Deferring payment of estate tax. (Estates & Trusts)by De Rosa, Albert
The basic purpose of this provision is to permit continuation of a business enterprise where the death of a business owner results in the imposition of a significant estate tax. Consequently, a "distress sale" at reduced prices is not necessary to generate funds to pay the estate tax liability. By extending the period for payment of estate tax, the tax can be paid from later earnings. With more time, the heirs may be able to retain the business within the family or plan for an orderly disposition.
Closely Held Business
The term "interest in a closely held business" is defined in IRC Sec. 6166(b)(1) as:
1. An interest as sole proprietor in a trade or business;
2. A partnership interest in a trade or business if either a) the partnership has no more than 15 partners or b) 20% or more of the total capital interest in the partnership is included in the gross estate; or
3. Stock in a corporation carrying on a trade or business if either a) the corporation has no more than 15 stockholders or b) 20% or more of the value of the corporation's voting stock is included in the decedent's gross estate. The number of partners or shareholders is determined as of the time immediately before the decedent's death.

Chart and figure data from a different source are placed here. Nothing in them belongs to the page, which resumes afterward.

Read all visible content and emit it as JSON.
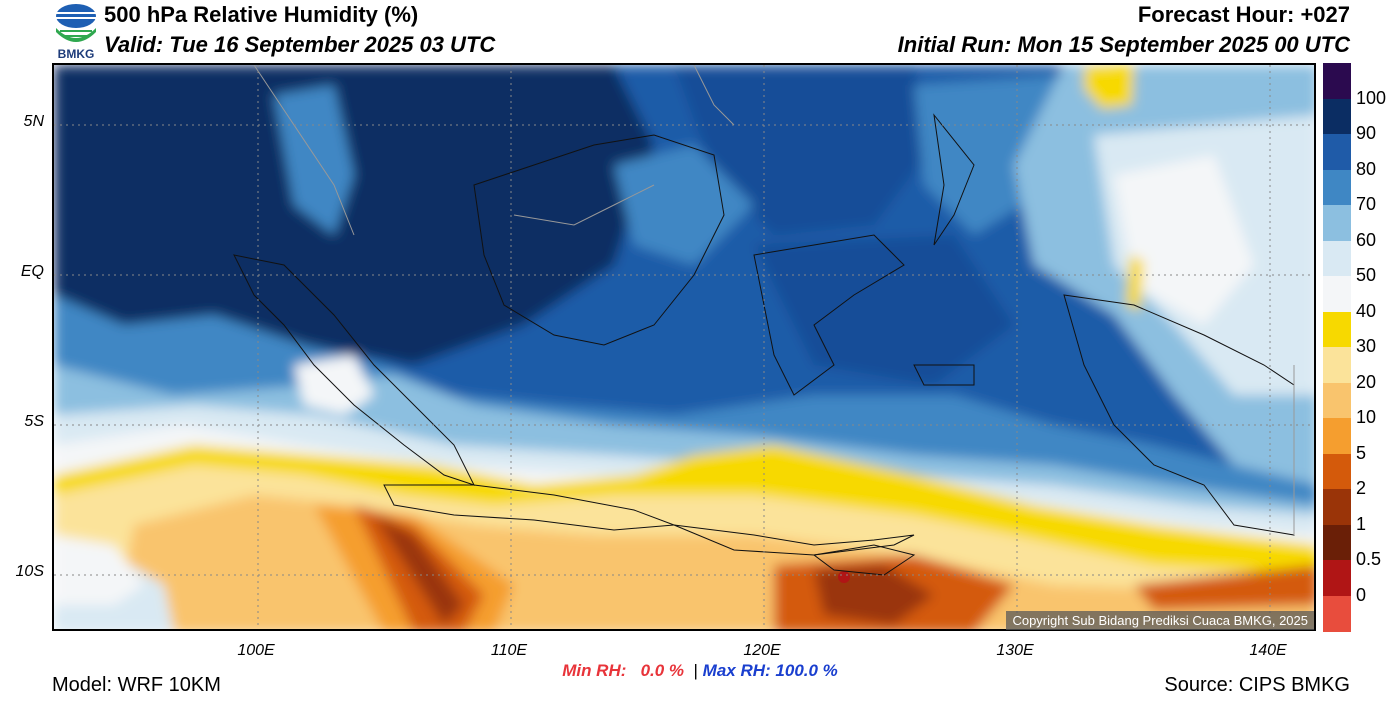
{
  "header": {
    "title": "500 hPa Relative Humidity (%)",
    "valid": "Valid: Tue 16 September 2025 03 UTC",
    "forecast_hour": "Forecast Hour: +027",
    "initial_run": "Initial Run: Mon 15 September 2025 00 UTC",
    "logo_text": "BMKG"
  },
  "map": {
    "lat_labels": [
      "5N",
      "EQ",
      "5S",
      "10S"
    ],
    "lon_labels": [
      "100E",
      "110E",
      "120E",
      "130E",
      "140E"
    ],
    "copyright": "Copyright Sub Bidang Prediksi Cuaca BMKG, 2025"
  },
  "colorbar": {
    "labels": [
      "100",
      "90",
      "80",
      "70",
      "60",
      "50",
      "40",
      "30",
      "20",
      "10",
      "5",
      "2",
      "1",
      "0.5",
      "0"
    ],
    "colors": [
      "#2b0a4f",
      "#0b2d63",
      "#1f5ba8",
      "#3f87c4",
      "#8cbfe0",
      "#d9e9f3",
      "#f4f6f8",
      "#f7d900",
      "#fbe39a",
      "#f9c46d",
      "#f59e2f",
      "#d45a0b",
      "#9a3408",
      "#6a1f07",
      "#b01515",
      "#e84d3d"
    ]
  },
  "footer": {
    "min_rh_label": "Min RH:",
    "min_rh_value": "0.0 %",
    "separator": "|",
    "max_rh_label": "Max RH:",
    "max_rh_value": "100.0 %",
    "model": "Model: WRF 10KM",
    "source": "Source: CIPS BMKG"
  }
}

In Rev. Rul. 75-365, the IRS set forth a more narrow definition of "trade or business" than the meaning given the phrase in other areas of the tax law. The IRS stated that the election was not intended to protect continued management of income-producing properties or to permit deferral of the tax merely because the payment of the tax might make necessary the sale of income-producing assets. An exception would be where the income-producing assets formed a part of an active enterprise producing business income rather than income solely from the ownership of property. Although the management of rental property by the owner may, for some purposes, be considered the conduct of a trade or business in the case of a sole proprietorship, IRC Sec. 6166 was intended to apply only with regard to a business such as a manufacturing, mercantile, or service enterprise, as distinguished from management of investment assets.
In PLR 9128024, the IRS determined that real estate interests may qualify as an interest in a closely held business. In the facts of the ruling, the decedent owned real estate interests in twelve apartment buildings. The properties were owned in the following forms: sole proprietorship, sole stockholder of corporation owning property, tenant in common with sons, and partner of a partnership owning property. The decedent personally attended to the day-to-day operation and management of the twelve properties. Some of the decedent's responsibilities included:
* Interviewing and screening prospective tenants;
* Negotiating leases;
* Collecting rents;
* Preparing apartments for new tenants;
* Maintaining all common areas;
* Installing and repairing household fixtures;
* Maintaining water, heating, and sewer systems;
* Contracting for and supervising the work of painters, plumbers, roofers, electricians, and other craftsmen for major repairs and renovations;
* Maintaining financial records;
* Paying bills;
* Obtaining and reviewing insurance coverage;
* Maintaining good tenant relations;
* Resolving complaints from tenants and mediating tenant disputes; and
* Consulting with legal counsel and accountants;
The decedent was assisted by one of his sons full-time, a handyman, and a garbage remover. The handyman and garbage remover were paid from a management account that was used for all properties. The decedent was on call 24 hours a day, including weekends. None of the properties were managed by an outside management company. The decedent had no source of earned income other than the management of the real estate interests.
The IRS ruled that level of activity is the factor that distinguishes an "active business" from mere passive ownership of income-producing assets. In determining the level of business activity carried on by a proprietorship, partnership, or corporation, the activities of its agents or employees are taken into account. The activities of persons such as independent contractors or lessees who are neither agents nor employees, are not taken into account. The decedent's son, handyman, and garbage remover can be viewed as agents of the decedent. Therefore, their activities were attributed to the decedent.
The decedent's activities (as assisted) went beyond merely collecting rents, making mortgage payments and making necessary repairs (considered management of investments). Therefore, decedent was engaged in a trade or business as a proprietor with respect to these properties and the tax deferral benefits of IRC Sec. 6166 were available to the estate.